Background information
- Also known as: Stephen Hopkins
- Born: 14 May 1951 (age 74)
- Origin: Manchester, England
- Genres: New wave, synthpop, post-punk
- Occupation(s): Musician, physicist, plumber
- Instrument(s): keyboards, piano
- Years active: 1970–1990
- Website: Steve Hopkins personal web pages

= Stephen Hopkins (musician) =

British former musician (born 1951)

Stephen Hopkins (born 14 May 1951) is a British former musician who worked (as Steve Hopkins) with different Manchester punk and new wave artists including John Cooper Clarke, Pauline Murray, Morrissey and Ed Garrity amongst others. After retiring as a musician, he pursued a career in experimental cold atom physics.

==Biography==
Between 1970 and 1990, Hopkins worked as a musician. He was primarily a session keyboard player and pianist. However, during his career he also worked as a composer, programmer, lounge lizard, record producer, teacher and recording engineer. His role began to be shown with his collaboration with John Cooper Clarke, playing keyboards and co-producing his discs alongside producer Martin Hannett. Both formed The Invisible Girls in Salford to be the Cooper Clarke's backing band in the rest of the years. However, the band also helped to relaunch the careers of former Penetration singer Pauline Murray, with whom they released one album and two singles between 1980 and 1981, and of Nico, of Velvet Underground fame.

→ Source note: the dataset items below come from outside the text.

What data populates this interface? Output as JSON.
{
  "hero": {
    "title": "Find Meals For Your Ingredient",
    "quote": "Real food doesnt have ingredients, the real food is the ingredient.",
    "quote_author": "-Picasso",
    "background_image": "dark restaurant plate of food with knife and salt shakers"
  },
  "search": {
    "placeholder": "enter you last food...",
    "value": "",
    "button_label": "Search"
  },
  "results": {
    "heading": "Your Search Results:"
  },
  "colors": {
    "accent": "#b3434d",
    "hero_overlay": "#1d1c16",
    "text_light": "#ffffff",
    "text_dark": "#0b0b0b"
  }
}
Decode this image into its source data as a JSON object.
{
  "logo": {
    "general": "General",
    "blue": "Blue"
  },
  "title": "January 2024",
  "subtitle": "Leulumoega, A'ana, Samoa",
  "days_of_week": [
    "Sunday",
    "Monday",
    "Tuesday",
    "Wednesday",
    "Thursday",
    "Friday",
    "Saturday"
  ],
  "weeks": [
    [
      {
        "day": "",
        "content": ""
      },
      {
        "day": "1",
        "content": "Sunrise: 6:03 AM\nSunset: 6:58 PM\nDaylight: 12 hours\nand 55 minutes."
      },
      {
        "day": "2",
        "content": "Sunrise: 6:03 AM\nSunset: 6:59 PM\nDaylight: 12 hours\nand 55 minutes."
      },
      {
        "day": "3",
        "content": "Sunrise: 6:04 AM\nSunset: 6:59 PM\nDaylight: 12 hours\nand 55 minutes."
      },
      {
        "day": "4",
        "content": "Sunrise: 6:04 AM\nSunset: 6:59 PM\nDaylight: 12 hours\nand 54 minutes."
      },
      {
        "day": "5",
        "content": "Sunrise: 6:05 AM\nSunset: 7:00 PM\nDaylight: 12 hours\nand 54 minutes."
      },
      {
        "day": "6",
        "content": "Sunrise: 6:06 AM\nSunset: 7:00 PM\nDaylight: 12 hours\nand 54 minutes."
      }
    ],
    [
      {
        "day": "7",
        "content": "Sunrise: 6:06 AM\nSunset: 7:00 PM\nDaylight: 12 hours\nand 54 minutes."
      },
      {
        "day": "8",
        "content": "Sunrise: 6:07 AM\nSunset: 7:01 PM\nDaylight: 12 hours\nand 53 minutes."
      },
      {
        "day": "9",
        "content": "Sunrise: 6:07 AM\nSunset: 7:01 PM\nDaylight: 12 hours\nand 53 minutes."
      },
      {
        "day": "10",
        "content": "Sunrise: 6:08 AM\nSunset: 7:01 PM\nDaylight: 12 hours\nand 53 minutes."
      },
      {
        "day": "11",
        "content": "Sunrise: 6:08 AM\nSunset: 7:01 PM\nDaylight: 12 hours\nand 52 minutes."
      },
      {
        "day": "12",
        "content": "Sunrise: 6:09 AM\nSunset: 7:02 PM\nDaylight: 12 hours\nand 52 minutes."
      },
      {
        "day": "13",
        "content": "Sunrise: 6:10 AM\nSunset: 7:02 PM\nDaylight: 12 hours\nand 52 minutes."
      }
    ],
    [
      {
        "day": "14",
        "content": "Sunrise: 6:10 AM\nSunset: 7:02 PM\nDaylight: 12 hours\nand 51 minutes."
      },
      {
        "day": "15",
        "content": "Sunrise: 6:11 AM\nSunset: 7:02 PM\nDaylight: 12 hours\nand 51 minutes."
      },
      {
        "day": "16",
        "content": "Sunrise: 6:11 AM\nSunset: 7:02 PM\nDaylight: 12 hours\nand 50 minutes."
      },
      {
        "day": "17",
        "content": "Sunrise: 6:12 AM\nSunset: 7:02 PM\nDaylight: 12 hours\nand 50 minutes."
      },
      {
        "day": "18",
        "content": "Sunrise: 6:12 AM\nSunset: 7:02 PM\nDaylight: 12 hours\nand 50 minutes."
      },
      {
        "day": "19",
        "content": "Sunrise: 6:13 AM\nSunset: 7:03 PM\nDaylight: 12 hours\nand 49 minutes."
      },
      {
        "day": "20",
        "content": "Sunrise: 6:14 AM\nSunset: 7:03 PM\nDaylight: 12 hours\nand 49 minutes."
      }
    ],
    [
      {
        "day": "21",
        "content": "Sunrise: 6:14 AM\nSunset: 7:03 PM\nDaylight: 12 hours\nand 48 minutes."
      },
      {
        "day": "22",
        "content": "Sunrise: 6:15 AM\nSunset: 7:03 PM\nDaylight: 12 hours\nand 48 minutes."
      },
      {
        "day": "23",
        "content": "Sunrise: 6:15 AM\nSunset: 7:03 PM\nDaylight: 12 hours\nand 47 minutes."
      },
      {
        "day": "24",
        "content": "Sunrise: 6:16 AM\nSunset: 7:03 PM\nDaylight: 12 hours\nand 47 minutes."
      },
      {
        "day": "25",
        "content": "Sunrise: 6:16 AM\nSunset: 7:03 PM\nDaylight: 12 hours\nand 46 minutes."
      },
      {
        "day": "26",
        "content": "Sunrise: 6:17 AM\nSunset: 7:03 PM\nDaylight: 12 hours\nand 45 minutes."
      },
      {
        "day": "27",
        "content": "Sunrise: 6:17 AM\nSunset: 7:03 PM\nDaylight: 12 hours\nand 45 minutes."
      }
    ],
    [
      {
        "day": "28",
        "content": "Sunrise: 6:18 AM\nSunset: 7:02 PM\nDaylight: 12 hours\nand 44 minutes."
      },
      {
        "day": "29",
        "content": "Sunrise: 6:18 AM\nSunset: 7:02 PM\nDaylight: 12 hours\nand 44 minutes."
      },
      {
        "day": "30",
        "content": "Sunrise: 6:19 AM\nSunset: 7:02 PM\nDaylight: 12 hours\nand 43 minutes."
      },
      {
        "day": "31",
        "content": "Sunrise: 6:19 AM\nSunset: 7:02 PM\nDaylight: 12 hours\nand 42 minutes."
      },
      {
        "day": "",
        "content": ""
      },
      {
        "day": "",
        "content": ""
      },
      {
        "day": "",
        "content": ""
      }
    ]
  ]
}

Hopkins also collaborated with Jilted John, Ed Garrity (former Ed Banger and the Nosebleeds frontman), and later with Morrissey and Distant Cousins.

Following his music career, in 1991, he began a PhD in experimental atomic physics at the Open University. This was followed by postdoctoral positions at Oxford and Sussex, as well as a teaching fellow post at the Manchester Photon Science Institute. In 2010 he joined the Atomic and Molecular Physics group at Durham University where he worked as a postdoctoral researcher until 2016.

His father is Billy Hopkins, author of seven bestsellers, including Our Kid and Kate's Story. His sister is the author Cathy Hopkins, best known for her teenage books Mates, Dates series.